Tribunal Administratif de Clermont-Ferrand — Décision N° TA63-2300018

vendredi 30 janvier 2026

JuridictionTribunal Administratif de Clermont-Ferrand
SectionTribunal Administratif de Clermont-Ferrand
N° DossierTA63-2300018
TypeDécision
RecoursExcès de pouvoir
PublicationD
FormationChambre 2
Avocat requérantTREINS-POULET-VIAN ET ASSOCIES

Résumé IA

Le Tribunal Administratif de Clermont-Ferrand a rejeté la requête de M. A... demandant l’annulation d’un permis de construire délivré en 2018 par le maire d’Aydat. Le tribunal a jugé que le moyen tiré du défaut de motivation du permis était inopérant.
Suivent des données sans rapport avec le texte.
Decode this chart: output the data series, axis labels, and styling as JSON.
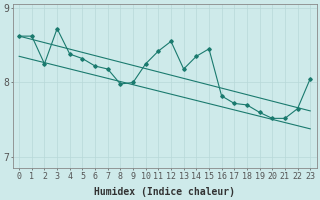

Surtout, il a estimé que les règles d’urbanisme invoquées par le requérant, issues du PLU approuvé en 2018, n’étaient pas applicables, la bénéficiaire du permis pouvant se prévaloir de la cristallisation des règles prévue à l’article L. 442-14 du code de l’urbanisme, en raison d’une division foncière intervenue en 2016.

Texte intégral

Vu la procédure suivante :

Par une requête enregistrée le 4 janvier 2023 et un mémoire, enregistré le 13 juin 2024, M. D... A... demande au tribunal :

1°) d’annuler l’arrêté du 24 août 2018 par lequel le maire d’Aydat a accordé à Mme C... un permis de construire une maison individuelle sur un terrain situé rue des Fontaines à Aydat, ensemble la décision portant rejet de son recours gracieux formé contre cette décision ;

2°) de mettre à la charge de la commune d’Aydat la somme de 2 000 euros sur le fondement de l’article L. 761-1 du code de justice administrative.

Il soutient que :
l’arrêté est insuffisamment motivé ;
il méconnaît les règles relatives à l’implantation des constructions par rapport aux limites séparatives latérales et limites de fond de parcelle et celles par rapport aux voies et emprises publiques du règlement du plan local d’urbanisme approuvé le 26 avril 2018 applicable à la zone UG ;
il méconnaît les règles relatives à la hauteur des constructions du règlement du plan local d’urbanisme approuvé le 26 avril 2018 applicable à la zone UG ;
il méconnaît les règles relatives à la pente du toit du règlement du plan local d’urbanisme approuvé le 26 avril 2018 applicable à la zone UG ;
la construction ne respecte pas les prescriptions de l’arrêté selon lesquelles la construction devra être implantée à trois mètres de la limite séparative.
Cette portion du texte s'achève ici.